Did you know that by transmitting the force of your chewing your teeth are keeping your jaw healthy by stimulating bone growth? Conversely, the area of the jaw around the space of the missing tooth starts to shrink and lose mass.
What’s happening is that the lack of stimulus is causing the bone to recede. While certainly not always the case, this can create a need for a bone augmentation.
By waiting, you’ve added to the cost of your procedure.
If it can get worse, it can get pricier, deal with it now.
I know it’s easy for a dentist to recommend that you visit yours at least twice a year.
The thing is, it’s a genuine recommendation. It’s also important and true.
The guy who waited too long to take care of his cavity could have avoided long ago if he had come to his cleaning, where the dentist could have caught the problem early and dealt with it.
Cleanings also help you prevent these problems altogether. For a lot of people, the only appointments they make for some time might be check-ups. It’s a question of being vigilant and having the discipline to take care of your teeth the way they deserve because after your baby teeth you only get one set.

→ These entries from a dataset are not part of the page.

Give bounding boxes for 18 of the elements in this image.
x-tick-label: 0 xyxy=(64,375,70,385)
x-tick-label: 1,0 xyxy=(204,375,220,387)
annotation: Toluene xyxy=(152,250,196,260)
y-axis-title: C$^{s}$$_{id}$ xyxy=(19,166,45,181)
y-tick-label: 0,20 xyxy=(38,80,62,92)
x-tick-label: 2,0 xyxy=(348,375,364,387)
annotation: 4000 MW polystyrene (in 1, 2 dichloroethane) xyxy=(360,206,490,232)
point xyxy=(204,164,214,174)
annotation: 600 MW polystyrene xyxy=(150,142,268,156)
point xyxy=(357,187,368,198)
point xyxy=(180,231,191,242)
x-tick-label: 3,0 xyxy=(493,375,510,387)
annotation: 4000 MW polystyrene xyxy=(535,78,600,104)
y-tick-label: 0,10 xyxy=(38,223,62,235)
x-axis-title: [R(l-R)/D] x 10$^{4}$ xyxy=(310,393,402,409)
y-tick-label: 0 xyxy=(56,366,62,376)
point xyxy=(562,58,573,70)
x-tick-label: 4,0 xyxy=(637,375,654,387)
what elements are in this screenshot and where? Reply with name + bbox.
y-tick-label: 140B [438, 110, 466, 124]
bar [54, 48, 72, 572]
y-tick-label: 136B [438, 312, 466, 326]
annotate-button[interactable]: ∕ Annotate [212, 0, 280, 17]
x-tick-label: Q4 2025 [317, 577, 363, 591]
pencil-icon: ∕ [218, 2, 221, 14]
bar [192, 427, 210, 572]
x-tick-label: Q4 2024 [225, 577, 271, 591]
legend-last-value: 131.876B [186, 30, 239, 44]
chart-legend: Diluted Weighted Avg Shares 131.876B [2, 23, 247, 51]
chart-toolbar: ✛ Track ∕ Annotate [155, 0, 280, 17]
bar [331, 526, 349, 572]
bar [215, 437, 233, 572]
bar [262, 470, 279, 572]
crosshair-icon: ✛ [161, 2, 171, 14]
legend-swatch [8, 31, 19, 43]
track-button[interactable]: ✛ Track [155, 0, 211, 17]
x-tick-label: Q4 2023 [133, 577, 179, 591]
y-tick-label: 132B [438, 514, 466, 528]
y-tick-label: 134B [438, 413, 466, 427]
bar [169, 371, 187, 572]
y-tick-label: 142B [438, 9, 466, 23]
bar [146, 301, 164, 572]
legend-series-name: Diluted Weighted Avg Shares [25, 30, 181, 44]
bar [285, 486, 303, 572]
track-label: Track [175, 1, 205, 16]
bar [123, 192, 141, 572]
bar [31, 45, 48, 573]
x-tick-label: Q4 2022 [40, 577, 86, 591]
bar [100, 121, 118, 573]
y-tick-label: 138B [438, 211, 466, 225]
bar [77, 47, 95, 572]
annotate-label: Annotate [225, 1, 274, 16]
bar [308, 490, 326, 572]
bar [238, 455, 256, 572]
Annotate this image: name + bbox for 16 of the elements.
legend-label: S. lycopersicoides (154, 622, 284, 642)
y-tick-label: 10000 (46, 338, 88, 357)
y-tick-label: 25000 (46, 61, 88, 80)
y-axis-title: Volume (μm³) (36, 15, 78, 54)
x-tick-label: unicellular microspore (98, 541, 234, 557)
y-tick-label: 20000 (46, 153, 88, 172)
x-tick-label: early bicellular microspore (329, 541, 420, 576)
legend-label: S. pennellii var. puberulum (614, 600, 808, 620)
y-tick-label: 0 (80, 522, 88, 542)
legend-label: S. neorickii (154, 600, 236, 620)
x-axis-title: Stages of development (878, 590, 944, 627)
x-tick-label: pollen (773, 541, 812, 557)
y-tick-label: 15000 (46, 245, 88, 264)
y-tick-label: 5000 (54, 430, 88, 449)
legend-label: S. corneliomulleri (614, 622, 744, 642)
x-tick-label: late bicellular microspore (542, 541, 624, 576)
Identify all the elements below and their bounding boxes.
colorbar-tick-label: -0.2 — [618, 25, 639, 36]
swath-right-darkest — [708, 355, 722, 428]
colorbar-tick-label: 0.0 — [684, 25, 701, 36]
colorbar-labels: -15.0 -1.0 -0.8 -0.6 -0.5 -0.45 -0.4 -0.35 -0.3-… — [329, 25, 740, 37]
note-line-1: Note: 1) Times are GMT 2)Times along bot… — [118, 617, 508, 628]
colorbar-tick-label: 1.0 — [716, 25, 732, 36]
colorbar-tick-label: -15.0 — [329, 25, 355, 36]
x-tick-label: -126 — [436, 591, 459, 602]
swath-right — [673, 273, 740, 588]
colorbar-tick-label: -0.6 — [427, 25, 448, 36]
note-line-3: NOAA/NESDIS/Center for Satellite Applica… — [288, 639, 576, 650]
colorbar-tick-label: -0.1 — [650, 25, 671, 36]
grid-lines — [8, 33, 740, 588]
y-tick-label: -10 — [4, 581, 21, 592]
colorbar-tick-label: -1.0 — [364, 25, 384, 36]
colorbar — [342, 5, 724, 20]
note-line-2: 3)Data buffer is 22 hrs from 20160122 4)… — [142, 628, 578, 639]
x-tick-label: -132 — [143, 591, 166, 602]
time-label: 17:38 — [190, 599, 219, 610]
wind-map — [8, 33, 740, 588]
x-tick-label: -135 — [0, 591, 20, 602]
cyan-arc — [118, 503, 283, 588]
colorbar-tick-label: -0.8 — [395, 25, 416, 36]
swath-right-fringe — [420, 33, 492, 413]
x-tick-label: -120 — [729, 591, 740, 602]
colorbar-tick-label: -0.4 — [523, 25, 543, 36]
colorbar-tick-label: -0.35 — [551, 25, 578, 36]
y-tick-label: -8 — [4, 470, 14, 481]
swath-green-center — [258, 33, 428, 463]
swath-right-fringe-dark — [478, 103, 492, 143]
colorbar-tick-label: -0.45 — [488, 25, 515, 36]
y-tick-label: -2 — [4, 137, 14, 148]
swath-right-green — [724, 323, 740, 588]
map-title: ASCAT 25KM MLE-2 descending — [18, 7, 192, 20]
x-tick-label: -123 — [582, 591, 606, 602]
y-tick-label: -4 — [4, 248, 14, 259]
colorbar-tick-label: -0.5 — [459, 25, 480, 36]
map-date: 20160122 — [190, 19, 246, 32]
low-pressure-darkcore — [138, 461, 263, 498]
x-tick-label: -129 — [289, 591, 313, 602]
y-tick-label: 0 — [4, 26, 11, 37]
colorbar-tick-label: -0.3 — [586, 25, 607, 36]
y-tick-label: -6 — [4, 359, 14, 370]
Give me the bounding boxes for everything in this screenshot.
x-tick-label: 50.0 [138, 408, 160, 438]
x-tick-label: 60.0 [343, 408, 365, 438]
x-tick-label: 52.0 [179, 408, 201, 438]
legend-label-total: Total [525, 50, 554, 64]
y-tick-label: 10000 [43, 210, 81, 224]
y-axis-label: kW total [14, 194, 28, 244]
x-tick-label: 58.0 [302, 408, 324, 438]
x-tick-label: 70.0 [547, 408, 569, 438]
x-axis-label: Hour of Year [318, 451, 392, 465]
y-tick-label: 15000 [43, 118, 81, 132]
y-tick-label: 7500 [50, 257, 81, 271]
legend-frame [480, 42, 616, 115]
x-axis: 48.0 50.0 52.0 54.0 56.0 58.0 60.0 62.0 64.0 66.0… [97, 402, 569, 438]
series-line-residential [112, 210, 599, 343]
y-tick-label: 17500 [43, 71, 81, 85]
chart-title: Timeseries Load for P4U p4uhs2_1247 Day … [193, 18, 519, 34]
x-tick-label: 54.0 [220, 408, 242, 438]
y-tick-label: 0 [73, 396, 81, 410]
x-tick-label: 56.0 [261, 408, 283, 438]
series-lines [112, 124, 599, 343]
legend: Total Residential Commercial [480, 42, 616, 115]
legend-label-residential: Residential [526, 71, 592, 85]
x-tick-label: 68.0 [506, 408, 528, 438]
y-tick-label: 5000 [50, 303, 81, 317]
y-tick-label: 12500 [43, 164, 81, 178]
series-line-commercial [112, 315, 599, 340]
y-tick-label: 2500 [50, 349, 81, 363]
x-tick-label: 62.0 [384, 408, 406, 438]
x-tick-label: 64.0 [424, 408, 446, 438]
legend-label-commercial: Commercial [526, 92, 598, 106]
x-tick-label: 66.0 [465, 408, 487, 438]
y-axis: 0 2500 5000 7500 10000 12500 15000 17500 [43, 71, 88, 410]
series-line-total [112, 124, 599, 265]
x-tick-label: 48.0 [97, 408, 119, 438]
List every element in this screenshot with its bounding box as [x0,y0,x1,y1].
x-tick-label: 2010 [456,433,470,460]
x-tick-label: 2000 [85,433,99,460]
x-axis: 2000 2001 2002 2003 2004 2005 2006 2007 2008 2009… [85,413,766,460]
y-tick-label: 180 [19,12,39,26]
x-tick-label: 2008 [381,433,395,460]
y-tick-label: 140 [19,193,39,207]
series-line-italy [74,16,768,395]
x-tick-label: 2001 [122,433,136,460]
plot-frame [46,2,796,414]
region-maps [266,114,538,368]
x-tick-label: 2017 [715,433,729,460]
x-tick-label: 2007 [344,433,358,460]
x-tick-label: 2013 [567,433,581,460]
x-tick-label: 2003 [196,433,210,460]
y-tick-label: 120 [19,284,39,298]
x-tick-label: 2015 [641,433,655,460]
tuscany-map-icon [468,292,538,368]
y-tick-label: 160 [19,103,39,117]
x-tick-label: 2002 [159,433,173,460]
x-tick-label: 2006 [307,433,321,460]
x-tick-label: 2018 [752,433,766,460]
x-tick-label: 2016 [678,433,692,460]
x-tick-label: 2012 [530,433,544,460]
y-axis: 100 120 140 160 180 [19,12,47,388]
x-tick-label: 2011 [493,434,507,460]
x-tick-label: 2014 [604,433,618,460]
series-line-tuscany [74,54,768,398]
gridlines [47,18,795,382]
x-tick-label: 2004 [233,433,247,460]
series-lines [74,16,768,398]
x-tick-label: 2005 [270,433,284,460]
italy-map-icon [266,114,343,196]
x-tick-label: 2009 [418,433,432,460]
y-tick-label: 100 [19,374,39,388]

You may want cosmetic work done, but that you can take care of when it’s right for you. Go to your dentist at least twice a year and reduce the chances you’ll need to take care of periodontic or restorative work right away.
Sometimes it’s hard to avoid things like cavities. Heck, I know a lot of patients who are exceptionally diligent in their dental hygiene and still suffer from tooth decay. Some are more susceptible to different dental problems than others, but that’s okay and it doesn’t mean that some are just destined to high dentist bills.
See your dentist every six months.
And go the extra mile for your teeth when you’re taking care of them. The human smile is a beautiful thing.